Кратковременное пребывание в Москве в этот период в его памяти сохранилось очень плохо. Он, очевидно, был слаб и, по всей вероятности, ещё и болен. Огромное количество новых людей и впечатлений, новая обстановка, внезапно окружившая его, – всё это представлялось ему каким-то нереальным, как бы окутанным каким-то сумраком, какой-то волшебной дымкой.
Ни посещение доктора Киселя, ни прогулка по зоологическому саду, ни последующая поездка по Москве и в поезде следов в Бориной памяти не оставили. Его воспоминания из этой поездки и дороги в Темников сохранили такой вид.
Лес сменяет поля, поля сменяют лес, всё под снегом. Они с бабусей, укутанные в большой тёплый тулуп, сидят в широких санях. Перед ними такой же большой тулуп, перетянутый посередине красным матерчатым кушаком, в этом тулупе ямщик. Лица его мальчик не помнил, а может, так и не видел. Зато хорошо запомнил большие серые валенки с красными разводами вверху, таких валенок он раньше никогда не видел. Запомнился ему и длинный кнут, которым ямщик погонял лошадей. Этот кнут свисал с руки ямщика и скользил длинной змейкой по снегу за санями. Дорога была очень узкой, её окружали высокие сугробы снега, поэтому здесь зимой ездили на тройках, но не так, как мальчик видел до сих пор, а цугом, или, как здесь говорили, гуськом: в оглобли впрягался коренник, впереди него в постромках шла пристяжная, а впереди неё – вторая пристяжная, тоже в постромках.
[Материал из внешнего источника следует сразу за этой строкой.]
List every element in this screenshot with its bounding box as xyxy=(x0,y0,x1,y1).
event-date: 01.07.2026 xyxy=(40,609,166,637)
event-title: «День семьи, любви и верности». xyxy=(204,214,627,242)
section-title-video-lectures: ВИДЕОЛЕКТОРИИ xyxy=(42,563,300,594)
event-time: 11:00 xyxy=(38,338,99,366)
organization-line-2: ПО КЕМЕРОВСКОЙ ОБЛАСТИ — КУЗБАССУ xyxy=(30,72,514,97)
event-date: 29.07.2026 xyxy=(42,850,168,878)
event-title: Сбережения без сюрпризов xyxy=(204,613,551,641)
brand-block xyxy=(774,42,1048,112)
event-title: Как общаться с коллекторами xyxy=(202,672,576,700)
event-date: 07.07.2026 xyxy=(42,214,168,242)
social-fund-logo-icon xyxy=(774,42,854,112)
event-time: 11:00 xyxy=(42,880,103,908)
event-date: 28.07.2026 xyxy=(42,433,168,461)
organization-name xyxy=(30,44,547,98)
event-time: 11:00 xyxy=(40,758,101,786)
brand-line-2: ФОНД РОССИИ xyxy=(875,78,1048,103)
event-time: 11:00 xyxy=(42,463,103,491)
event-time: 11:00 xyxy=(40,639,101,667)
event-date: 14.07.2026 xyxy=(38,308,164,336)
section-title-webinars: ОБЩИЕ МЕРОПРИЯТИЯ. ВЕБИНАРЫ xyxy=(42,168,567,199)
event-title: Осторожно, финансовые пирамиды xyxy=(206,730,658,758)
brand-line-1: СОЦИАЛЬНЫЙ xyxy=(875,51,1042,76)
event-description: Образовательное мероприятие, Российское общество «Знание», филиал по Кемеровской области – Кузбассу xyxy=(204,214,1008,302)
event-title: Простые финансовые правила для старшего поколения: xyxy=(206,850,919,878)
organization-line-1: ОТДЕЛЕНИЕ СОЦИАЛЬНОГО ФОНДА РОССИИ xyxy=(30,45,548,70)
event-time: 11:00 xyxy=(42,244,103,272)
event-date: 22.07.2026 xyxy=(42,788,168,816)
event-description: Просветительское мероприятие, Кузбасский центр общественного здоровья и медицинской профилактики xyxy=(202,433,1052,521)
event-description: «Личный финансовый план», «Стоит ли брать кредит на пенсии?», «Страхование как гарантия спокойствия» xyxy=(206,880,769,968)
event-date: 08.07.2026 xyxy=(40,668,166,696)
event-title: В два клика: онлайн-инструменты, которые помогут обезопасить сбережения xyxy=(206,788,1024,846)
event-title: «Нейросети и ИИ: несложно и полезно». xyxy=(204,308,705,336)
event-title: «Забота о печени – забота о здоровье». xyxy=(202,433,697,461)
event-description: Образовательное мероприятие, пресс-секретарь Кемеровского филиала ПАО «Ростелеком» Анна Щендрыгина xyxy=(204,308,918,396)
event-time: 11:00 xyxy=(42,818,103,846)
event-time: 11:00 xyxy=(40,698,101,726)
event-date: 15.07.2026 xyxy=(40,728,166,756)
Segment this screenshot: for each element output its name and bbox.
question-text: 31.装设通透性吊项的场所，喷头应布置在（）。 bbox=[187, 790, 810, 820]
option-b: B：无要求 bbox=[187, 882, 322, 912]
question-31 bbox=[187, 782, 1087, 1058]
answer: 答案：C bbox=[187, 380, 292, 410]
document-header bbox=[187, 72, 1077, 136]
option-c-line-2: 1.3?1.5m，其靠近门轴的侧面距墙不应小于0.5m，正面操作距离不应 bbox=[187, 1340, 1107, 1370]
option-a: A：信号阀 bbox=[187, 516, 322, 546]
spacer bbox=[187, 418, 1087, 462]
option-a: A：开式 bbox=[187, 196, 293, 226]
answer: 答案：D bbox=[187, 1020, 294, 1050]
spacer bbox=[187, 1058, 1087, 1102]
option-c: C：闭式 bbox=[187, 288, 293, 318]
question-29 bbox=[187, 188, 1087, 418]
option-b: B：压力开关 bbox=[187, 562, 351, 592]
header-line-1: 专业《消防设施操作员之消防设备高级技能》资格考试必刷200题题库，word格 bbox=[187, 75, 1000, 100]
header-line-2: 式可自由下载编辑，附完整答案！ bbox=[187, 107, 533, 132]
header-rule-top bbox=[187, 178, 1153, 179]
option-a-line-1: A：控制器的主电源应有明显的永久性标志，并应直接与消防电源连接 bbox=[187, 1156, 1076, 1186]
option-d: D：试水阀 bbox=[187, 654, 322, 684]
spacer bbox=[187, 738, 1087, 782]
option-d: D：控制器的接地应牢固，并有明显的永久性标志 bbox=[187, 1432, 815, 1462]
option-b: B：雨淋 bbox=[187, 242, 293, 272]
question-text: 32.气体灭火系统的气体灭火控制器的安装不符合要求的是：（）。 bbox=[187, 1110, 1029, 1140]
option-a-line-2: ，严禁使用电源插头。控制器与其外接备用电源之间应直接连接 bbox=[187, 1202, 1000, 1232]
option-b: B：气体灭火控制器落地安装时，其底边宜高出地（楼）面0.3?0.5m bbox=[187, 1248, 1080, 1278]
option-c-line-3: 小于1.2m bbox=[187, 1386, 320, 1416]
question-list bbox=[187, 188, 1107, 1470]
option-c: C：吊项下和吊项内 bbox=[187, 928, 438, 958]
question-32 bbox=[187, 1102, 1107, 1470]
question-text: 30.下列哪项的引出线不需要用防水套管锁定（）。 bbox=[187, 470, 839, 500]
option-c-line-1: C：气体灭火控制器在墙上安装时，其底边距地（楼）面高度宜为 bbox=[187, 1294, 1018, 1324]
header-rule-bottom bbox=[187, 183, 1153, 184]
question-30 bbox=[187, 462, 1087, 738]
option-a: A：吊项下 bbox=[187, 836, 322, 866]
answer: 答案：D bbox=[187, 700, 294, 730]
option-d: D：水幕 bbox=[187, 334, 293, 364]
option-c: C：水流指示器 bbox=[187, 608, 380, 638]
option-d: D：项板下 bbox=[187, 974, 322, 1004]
Чтобы управлять такой тройкой, нужно было быть очень искусным кучером и, конечно, был нужен такой длинный кнут, который бы доставал до передней пристяжной, или, как её называли, выносной.
Уже началась весна: дорога подтаяла, почернела, местами в ложбинах и оврагах, которых на пути попадалось много, её пересекали огромные лужи – к счастью, не настолько глубокие, чтобы залить сани, чего бабуся боялась больше всего, опасаясь, что, промокнув, внук простудится и опять заболеет.
Запомнил он и тёмную прокопчённую избу. Посредине её – большой стол, вокруг него – широкие лавки из толстых досок. На одной из них сидят они с бабусей и пьют горячий чай с мёдом и вкусными горячими блинами, испечёнными из пшённой муки. Он даже не знал до сих пор, что из пшена, кроме каши, можно делать муку и печь вкусные блины.
Женщина, наливавшая им чай и подававшая блины, одета в какой-то странный, не виданный им до этого наряд: короткую белую холщовую рубаху с вышитыми воротом, рукавами и подолом, из-под рубахи выступали длинные, такие же холщовые штаны, обмотанные снизу толстыми шерстяными онучами, переплетёнными сверху длинными бечёвками, удерживающими новенькие, чуть поскрипывающие лапти. На голове у женщины какая-то рогатая повязка из красной материи, а на шее множество стеклянных бус и ожерелий из мелких серебряных монет (позднее он узнал, что так одеваются женщины-мордвинки). Эта изба – ямская станция в селе Атюрево.
* * *
Где-то в самой глубине Бориной памяти сохранилось представление о виде темниковской бабусиной квартиры, в которой он когда-то жил, и он был очень разочарован, увидев, что квартира эта вовсе не так велика, а комнаты вовсе не так высоки, как это ему представлялось раньше. И двор, прежде казавшийся ему необозримым пространством, тоже уж не так велик и не больше того больничного двора, какой был в Николо-Берёзовце. Одним словом, всё стало выглядеть меньше, проще и, пожалуй, скучнее.